Déficit historique pour la Sécu La Cour des comptes a tiré la sonnette d’alarme dans son rapport sur les comptes de la Sécurité sociale. L’ampleur du déficit atteint est « historique » et atteint 30 milliards d’euros en 2010. Il a triplé en deux ans.
PLFSS 2012 : 800 m€ d’économies sur le médicament Dans le cadre du projet de loi de financement de la sécurité sociale pour 2012 (PLFSS), l’assurance-maladie a proposé un nouveau plan d’économies qui contient une mesure chiffrée entre 700 et 800 millions d’euros, via des baisses de prix des médicaments. Le gouvernement cherche à économiser 2,2 milliards d’euros sur les dépenses de remboursement afin d’atteindre l’objectif national de dépenses d’assurance maladie (ONDAM) fixé à 2,8% pour l’année 2012. Les orientations du budget de la sécurité sociale 2012 seront présentées le 22 septembre prochain.
La CMU-C fait régresser le renoncement aux soins Selon une étude du CETAF (centre technique d’appui et de formation des centres d’examens de santé) conduite à la demande du Fonds CMU, la moitié des bénéficiaires de la CMU-C aurait renoncé à au moins un soin durant l’année 2010, et parmi eux, un tiers pour des raisons financières. Toutefois, note le Fonds CMU, la CMU-C a permis de faire régresser significativement de 13% le nombre de renoncements aux soins. Les soins auxquels les assurés renoncent sont les soins et les prothèses dentaires, les médicaments, les lunettes et les consultations de spécialistes. Lorsque les motifs de renoncement ne sont pas financiers, les bénéficiaires de la CMU-C invoquent l’importance des délais de rendez-vous et le manque de temps, mais également la peur du résultat. Seulement 13% d’entre eux pointent des difficultés avec le professionnel de santé dont de refus de soins.
Entrée en gare des cabinets médicaux et de biologie médicale A Marseille, Paris (gare du Nord et gare Saint Lazare), Lille Flandre, et Lyon Part Dieu, des cabinets médicaux et des laboratoires d’analyses médicales vont prochainement ouvrir leurs portes. Ces installations, concertées avec les Agences régionales de santé, répondent à la stratégie adoptée par la SNCF pour transformer les gares en lieu de vie où le voyageur pourra trouver toutes sortes de services en plus des commerces existants.

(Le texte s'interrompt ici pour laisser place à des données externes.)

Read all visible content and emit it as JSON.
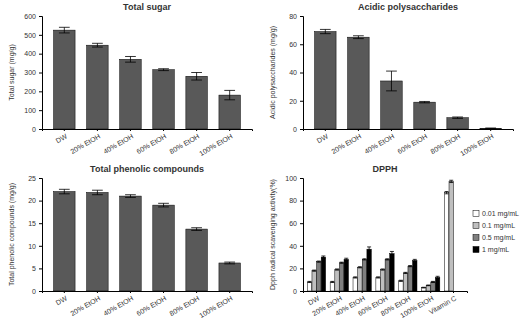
{
  "chart_data": [
    {
      "type": "bar",
      "title": "Total sugar",
      "y_label": "Total sugar (mg/g)",
      "categories": [
        "DW",
        "20% EtOH",
        "40% EtOH",
        "60% EtOH",
        "80% EtOH",
        "100% EtOH"
      ],
      "values": [
        525,
        445,
        370,
        315,
        280,
        180
      ],
      "errors": [
        15,
        10,
        15,
        5,
        20,
        25
      ],
      "color": "#595959",
      "ylim": [
        0,
        600
      ],
      "yticks": [
        0,
        100,
        200,
        300,
        400,
        500,
        600
      ]
    },
    {
      "type": "bar",
      "title": "Acidic polysaccharides",
      "y_label": "Acidic polysaccharides (mg/g)",
      "categories": [
        "DW",
        "20% EtOH",
        "40% EtOH",
        "60% EtOH",
        "80% EtOH",
        "100% EtOH"
      ],
      "values": [
        69,
        65,
        34,
        19,
        8,
        0.5
      ],
      "errors": [
        1.5,
        1,
        7,
        0.5,
        0.5,
        0.2
      ],
      "color": "#595959",
      "ylim": [
        0,
        80
      ],
      "yticks": [
        0,
        20,
        40,
        60,
        80
      ]
    },
    {
      "type": "bar",
      "title": "Total phenolic compounds",
      "y_label": "Total phenolic compounds (mg/g)",
      "categories": [
        "DW",
        "20% EtOH",
        "40% EtOH",
        "60% EtOH",
        "80% EtOH",
        "100% EtOH"
      ],
      "values": [
        22,
        21.8,
        21,
        19,
        13.7,
        6.2
      ],
      "errors": [
        0.5,
        0.5,
        0.3,
        0.4,
        0.3,
        0.2
      ],
      "color": "#595959",
      "ylim": [
        0,
        25
      ],
      "yticks": [
        0,
        5,
        10,
        15,
        20,
        25
      ]
    },
    {
      "type": "bar",
      "title": "DPPH",
      "y_label": "Dpph radical scavenging activity(%)",
      "categories": [
        "DW",
        "20% EtOH",
        "40% EtOH",
        "60% EtOH",
        "80% EtOH",
        "100% EtOH",
        "Vitamin C"
      ],
      "series": [
        {
          "name": "0.01 mg/mL",
          "color": "#ffffff",
          "values": [
            8,
            8,
            12,
            12,
            9,
            3,
            87
          ],
          "errors": [
            0.5,
            0.5,
            0.5,
            0.5,
            0.5,
            0.3,
            1
          ]
        },
        {
          "name": "0.1 mg/mL",
          "color": "#bfbfbf",
          "values": [
            18,
            19,
            21,
            19,
            16,
            5,
            97
          ],
          "errors": [
            0.5,
            0.5,
            0.5,
            0.5,
            0.5,
            0.3,
            1
          ]
        },
        {
          "name": "0.5 mg/mL",
          "color": "#7f7f7f",
          "values": [
            26,
            25,
            28,
            28,
            22,
            8,
            null
          ],
          "errors": [
            0.5,
            0.5,
            0.5,
            0.5,
            0.5,
            0.5,
            null
          ]
        },
        {
          "name": "1 mg/mL",
          "color": "#000000",
          "values": [
            30,
            28,
            37,
            33,
            27,
            12,
            null
          ],
          "errors": [
            1,
            1,
            2,
            2,
            1,
            1,
            null
          ]
        }
      ],
      "legend": "right",
      "ylim": [
        0,
        100
      ],
      "yticks": [
        0,
        20,
        40,
        60,
        80,
        100
      ]
    }
  ]
}
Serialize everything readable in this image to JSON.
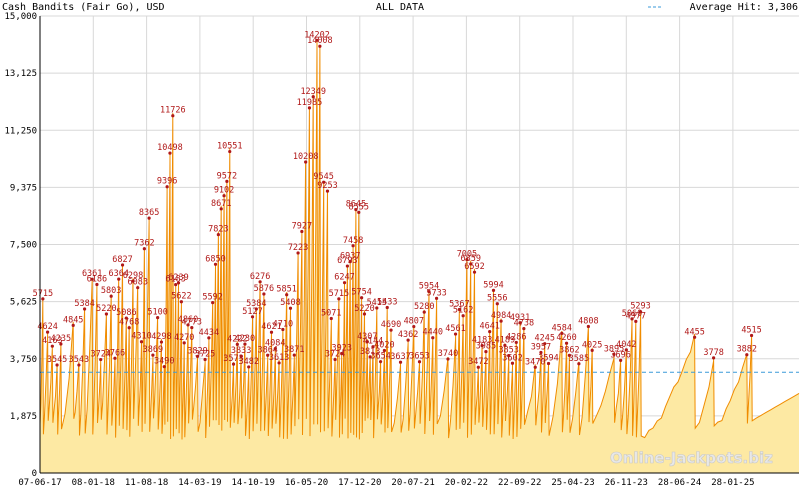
{
  "header": {
    "title": "Cash Bandits (Fair Go), USD",
    "range": "ALL DATA",
    "average_label": "Average Hit: 3,306"
  },
  "watermark": "Online-Jackpots.biz",
  "colors": {
    "area_fill": "#fde9a3",
    "line": "#f08c00",
    "grid": "#d8d8d8",
    "average_line": "#3a9ad9",
    "peak_label": "#b01818"
  },
  "chart_data": {
    "type": "area",
    "title": "Cash Bandits (Fair Go), USD",
    "ylim": [
      0,
      15000
    ],
    "y_ticks": [
      "0",
      "1,875",
      "3,750",
      "5,625",
      "7,500",
      "9,375",
      "11,250",
      "13,125",
      "15,000"
    ],
    "x_ticks": [
      "07-06-17",
      "08-01-18",
      "11-08-18",
      "14-03-19",
      "14-10-19",
      "16-05-20",
      "17-12-20",
      "20-07-21",
      "20-02-22",
      "22-09-22",
      "25-04-23",
      "26-11-23",
      "28-06-24",
      "28-01-25"
    ],
    "average": 3306,
    "grid": true,
    "peaks": [
      {
        "x": 0.03,
        "y": 5715,
        "label": "5715"
      },
      {
        "x": 0.08,
        "y": 4624,
        "label": "4624"
      },
      {
        "x": 0.13,
        "y": 4163,
        "label": "4163"
      },
      {
        "x": 0.18,
        "y": 3545,
        "label": "3545"
      },
      {
        "x": 0.22,
        "y": 4235,
        "label": "4235"
      },
      {
        "x": 0.35,
        "y": 4845,
        "label": "4845"
      },
      {
        "x": 0.41,
        "y": 3543,
        "label": "3543"
      },
      {
        "x": 0.47,
        "y": 5384,
        "label": "5384"
      },
      {
        "x": 0.55,
        "y": 6361,
        "label": "6361"
      },
      {
        "x": 0.6,
        "y": 6186,
        "label": "6186"
      },
      {
        "x": 0.64,
        "y": 3724,
        "label": "3724"
      },
      {
        "x": 0.7,
        "y": 5220,
        "label": "5220"
      },
      {
        "x": 0.75,
        "y": 5803,
        "label": "5803"
      },
      {
        "x": 0.79,
        "y": 3766,
        "label": "3766"
      },
      {
        "x": 0.83,
        "y": 6364,
        "label": "6364"
      },
      {
        "x": 0.87,
        "y": 6827,
        "label": "6827"
      },
      {
        "x": 0.91,
        "y": 5086,
        "label": "5086"
      },
      {
        "x": 0.94,
        "y": 4768,
        "label": "4768"
      },
      {
        "x": 0.98,
        "y": 6298,
        "label": "6298"
      },
      {
        "x": 1.03,
        "y": 6083,
        "label": "6083"
      },
      {
        "x": 1.07,
        "y": 4310,
        "label": "4310"
      },
      {
        "x": 1.1,
        "y": 7362,
        "label": "7362"
      },
      {
        "x": 1.15,
        "y": 8365,
        "label": "8365"
      },
      {
        "x": 1.19,
        "y": 3869,
        "label": "3869"
      },
      {
        "x": 1.24,
        "y": 5100,
        "label": "5100"
      },
      {
        "x": 1.28,
        "y": 4298,
        "label": "4298"
      },
      {
        "x": 1.31,
        "y": 3490,
        "label": "3490"
      },
      {
        "x": 1.34,
        "y": 9396,
        "label": "9396"
      },
      {
        "x": 1.37,
        "y": 10498,
        "label": "10498"
      },
      {
        "x": 1.4,
        "y": 11726,
        "label": "11726"
      },
      {
        "x": 1.43,
        "y": 6183,
        "label": "6183"
      },
      {
        "x": 1.46,
        "y": 6239,
        "label": "6239"
      },
      {
        "x": 1.49,
        "y": 5622,
        "label": "5622"
      },
      {
        "x": 1.52,
        "y": 4270,
        "label": "4270"
      },
      {
        "x": 1.56,
        "y": 4860,
        "label": "4860"
      },
      {
        "x": 1.6,
        "y": 4773,
        "label": "4773"
      },
      {
        "x": 1.66,
        "y": 3829,
        "label": "3829"
      },
      {
        "x": 1.74,
        "y": 3725,
        "label": "3725"
      },
      {
        "x": 1.78,
        "y": 4434,
        "label": "4434"
      },
      {
        "x": 1.82,
        "y": 5592,
        "label": "5592"
      },
      {
        "x": 1.85,
        "y": 6850,
        "label": "6850"
      },
      {
        "x": 1.88,
        "y": 7823,
        "label": "7823"
      },
      {
        "x": 1.91,
        "y": 8671,
        "label": "8671"
      },
      {
        "x": 1.94,
        "y": 9102,
        "label": "9102"
      },
      {
        "x": 1.97,
        "y": 9572,
        "label": "9572"
      },
      {
        "x": 2.0,
        "y": 10551,
        "label": "10551"
      },
      {
        "x": 2.04,
        "y": 3573,
        "label": "3573"
      },
      {
        "x": 2.08,
        "y": 4222,
        "label": "4222"
      },
      {
        "x": 2.12,
        "y": 3833,
        "label": "3833"
      },
      {
        "x": 2.16,
        "y": 4230,
        "label": "4230"
      },
      {
        "x": 2.2,
        "y": 3482,
        "label": "3482"
      },
      {
        "x": 2.24,
        "y": 5127,
        "label": "5127"
      },
      {
        "x": 2.28,
        "y": 5384,
        "label": "5384"
      },
      {
        "x": 2.32,
        "y": 6276,
        "label": "6276"
      },
      {
        "x": 2.36,
        "y": 5876,
        "label": "5876"
      },
      {
        "x": 2.4,
        "y": 3864,
        "label": "3864"
      },
      {
        "x": 2.44,
        "y": 4621,
        "label": "4621"
      },
      {
        "x": 2.48,
        "y": 4084,
        "label": "4084"
      },
      {
        "x": 2.52,
        "y": 3613,
        "label": "3613"
      },
      {
        "x": 2.56,
        "y": 4710,
        "label": "4710"
      },
      {
        "x": 2.6,
        "y": 5851,
        "label": "5851"
      },
      {
        "x": 2.64,
        "y": 5408,
        "label": "5408"
      },
      {
        "x": 2.68,
        "y": 3871,
        "label": "3871"
      },
      {
        "x": 2.72,
        "y": 7223,
        "label": "7223"
      },
      {
        "x": 2.76,
        "y": 7927,
        "label": "7927"
      },
      {
        "x": 2.8,
        "y": 10208,
        "label": "10208"
      },
      {
        "x": 2.84,
        "y": 11985,
        "label": "11985"
      },
      {
        "x": 2.88,
        "y": 12349,
        "label": "12349"
      },
      {
        "x": 2.92,
        "y": 14202,
        "label": "14202"
      },
      {
        "x": 2.95,
        "y": 14008,
        "label": "14008"
      },
      {
        "x": 2.99,
        "y": 9545,
        "label": "9545"
      },
      {
        "x": 3.03,
        "y": 9253,
        "label": "9253"
      },
      {
        "x": 3.07,
        "y": 5071,
        "label": "5071"
      },
      {
        "x": 3.11,
        "y": 3724,
        "label": "3724"
      },
      {
        "x": 3.15,
        "y": 5715,
        "label": "5715"
      },
      {
        "x": 3.18,
        "y": 3923,
        "label": "3923"
      },
      {
        "x": 3.21,
        "y": 6247,
        "label": "6247"
      },
      {
        "x": 3.24,
        "y": 6793,
        "label": "6793"
      },
      {
        "x": 3.27,
        "y": 6937,
        "label": "6937"
      },
      {
        "x": 3.3,
        "y": 7458,
        "label": "7458"
      },
      {
        "x": 3.33,
        "y": 8645,
        "label": "8645"
      },
      {
        "x": 3.36,
        "y": 8555,
        "label": "8555"
      },
      {
        "x": 3.39,
        "y": 5754,
        "label": "5754"
      },
      {
        "x": 3.42,
        "y": 5220,
        "label": "5220"
      },
      {
        "x": 3.45,
        "y": 4307,
        "label": "4307"
      },
      {
        "x": 3.48,
        "y": 3813,
        "label": "3813"
      },
      {
        "x": 3.51,
        "y": 4144,
        "label": "4144"
      },
      {
        "x": 3.55,
        "y": 5415,
        "label": "5415"
      },
      {
        "x": 3.59,
        "y": 3654,
        "label": "3654"
      },
      {
        "x": 3.63,
        "y": 4020,
        "label": "4020"
      },
      {
        "x": 3.66,
        "y": 5433,
        "label": "5433"
      },
      {
        "x": 3.7,
        "y": 4690,
        "label": "4690"
      },
      {
        "x": 3.8,
        "y": 3637,
        "label": "3637"
      },
      {
        "x": 3.88,
        "y": 4362,
        "label": "4362"
      },
      {
        "x": 3.94,
        "y": 4807,
        "label": "4807"
      },
      {
        "x": 4.0,
        "y": 3653,
        "label": "3653"
      },
      {
        "x": 4.05,
        "y": 5280,
        "label": "5280"
      },
      {
        "x": 4.1,
        "y": 5954,
        "label": "5954"
      },
      {
        "x": 4.14,
        "y": 4440,
        "label": "4440"
      },
      {
        "x": 4.18,
        "y": 5733,
        "label": "5733"
      },
      {
        "x": 4.3,
        "y": 3740,
        "label": "3740"
      },
      {
        "x": 4.38,
        "y": 4561,
        "label": "4561"
      },
      {
        "x": 4.42,
        "y": 5367,
        "label": "5367"
      },
      {
        "x": 4.46,
        "y": 5162,
        "label": "5162"
      },
      {
        "x": 4.5,
        "y": 7005,
        "label": "7005"
      },
      {
        "x": 4.54,
        "y": 6859,
        "label": "6859"
      },
      {
        "x": 4.58,
        "y": 6592,
        "label": "6592"
      },
      {
        "x": 4.62,
        "y": 3472,
        "label": "3472"
      },
      {
        "x": 4.66,
        "y": 4183,
        "label": "4183"
      },
      {
        "x": 4.7,
        "y": 3985,
        "label": "3985"
      },
      {
        "x": 4.74,
        "y": 4641,
        "label": "4641"
      },
      {
        "x": 4.78,
        "y": 5994,
        "label": "5994"
      },
      {
        "x": 4.82,
        "y": 5556,
        "label": "5556"
      },
      {
        "x": 4.86,
        "y": 4984,
        "label": "4984"
      },
      {
        "x": 4.9,
        "y": 4189,
        "label": "4189"
      },
      {
        "x": 4.94,
        "y": 3853,
        "label": "3853"
      },
      {
        "x": 4.98,
        "y": 3602,
        "label": "3602"
      },
      {
        "x": 5.02,
        "y": 4286,
        "label": "4286"
      },
      {
        "x": 5.06,
        "y": 4931,
        "label": "4931"
      },
      {
        "x": 5.1,
        "y": 4738,
        "label": "4738"
      },
      {
        "x": 5.22,
        "y": 3470,
        "label": "3470"
      },
      {
        "x": 5.28,
        "y": 3957,
        "label": "3957"
      },
      {
        "x": 5.32,
        "y": 4245,
        "label": "4245"
      },
      {
        "x": 5.36,
        "y": 3594,
        "label": "3594"
      },
      {
        "x": 5.5,
        "y": 4584,
        "label": "4584"
      },
      {
        "x": 5.55,
        "y": 4260,
        "label": "4260"
      },
      {
        "x": 5.58,
        "y": 3862,
        "label": "3862"
      },
      {
        "x": 5.68,
        "y": 3585,
        "label": "3585"
      },
      {
        "x": 5.78,
        "y": 4808,
        "label": "4808"
      },
      {
        "x": 5.82,
        "y": 4025,
        "label": "4025"
      },
      {
        "x": 6.05,
        "y": 3895,
        "label": "3895"
      },
      {
        "x": 6.12,
        "y": 3696,
        "label": "3696"
      },
      {
        "x": 6.18,
        "y": 4042,
        "label": "4042"
      },
      {
        "x": 6.24,
        "y": 5060,
        "label": "5060"
      },
      {
        "x": 6.28,
        "y": 4977,
        "label": "4977"
      },
      {
        "x": 6.33,
        "y": 5293,
        "label": "5293"
      },
      {
        "x": 6.9,
        "y": 4455,
        "label": "4455"
      },
      {
        "x": 7.1,
        "y": 3778,
        "label": "3778"
      },
      {
        "x": 7.45,
        "y": 3882,
        "label": "3882"
      },
      {
        "x": 7.5,
        "y": 4515,
        "label": "4515"
      }
    ]
  }
}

Les solutions du MEDEF pour combler le déficit de la Sécu Après l’annonce par la Cour des comptes d’un déficit historique de la sécurité sociale pour 2010, le MEDEF entend proposer ses réponses. L’organisation patronale avance l’idée d’une « TVA anti-délocalisation » dont elle présentera les contours dès le mois d’octobre.

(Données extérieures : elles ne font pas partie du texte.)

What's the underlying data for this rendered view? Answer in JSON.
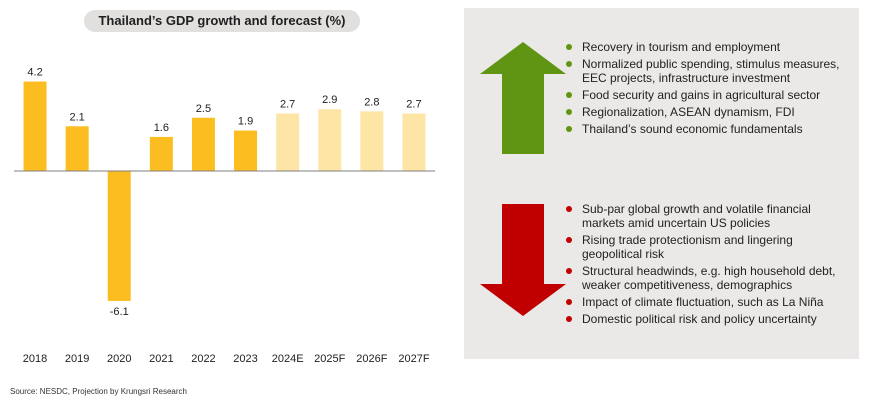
{
  "chart_data": {
    "type": "bar",
    "title": "Thailand’s GDP growth and forecast (%)",
    "categories": [
      "2018",
      "2019",
      "2020",
      "2021",
      "2022",
      "2023",
      "2024E",
      "2025F",
      "2026F",
      "2027F"
    ],
    "values": [
      4.2,
      2.1,
      -6.1,
      1.6,
      2.5,
      1.9,
      2.7,
      2.9,
      2.8,
      2.7
    ],
    "value_labels": [
      "4.2",
      "2.1",
      "-6.1",
      "1.6",
      "2.5",
      "1.9",
      "2.7",
      "2.9",
      "2.8",
      "2.7"
    ],
    "ylim": [
      -6.1,
      4.6
    ],
    "grid": false,
    "colors": {
      "actual": "#fbbd1f",
      "forecast": "#fde5a6",
      "baseline": "#7f7f7f"
    },
    "actual_count": 6
  },
  "source": "Source: NESDC, Projection by Krungsri Research",
  "upside": {
    "arrow_color": "#5f9513",
    "bullet_color": "#5f9513",
    "items": [
      "Recovery in tourism and employment",
      "Normalized public spending, stimulus measures, EEC projects, infrastructure investment",
      "Food security and gains in agricultural sector",
      "Regionalization, ASEAN dynamism, FDI",
      "Thailand’s sound economic fundamentals"
    ]
  },
  "downside": {
    "arrow_color": "#c00000",
    "bullet_color": "#c00000",
    "items": [
      "Sub-par global growth and volatile financial markets amid uncertain US policies",
      "Rising trade protectionism and lingering geopolitical risk",
      "Structural headwinds, e.g. high household debt, weaker competitiveness, demographics",
      "Impact of climate fluctuation, such as La Niña",
      "Domestic political risk and policy uncertainty"
    ]
  },
  "panel_color": "#ebe9e7"
}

La Cour des comptes veut faire évoluer les missions des sages-femmes Face à l’accroissement du nombre de sages-femmes qui a doublé en vingt ans, mais triplé sur la même période pour les seules sages-femmes libérales, la Cour des comptes préconise une réorientation de leur activité vers le suivi post-natal et le suivi global. La Cour des comptes souhaite donner une responsabilité médicale accrue aux sages-femmes. Cette évolution serait accompagnée d’une évolution de la nomenclature à enveloppe constante.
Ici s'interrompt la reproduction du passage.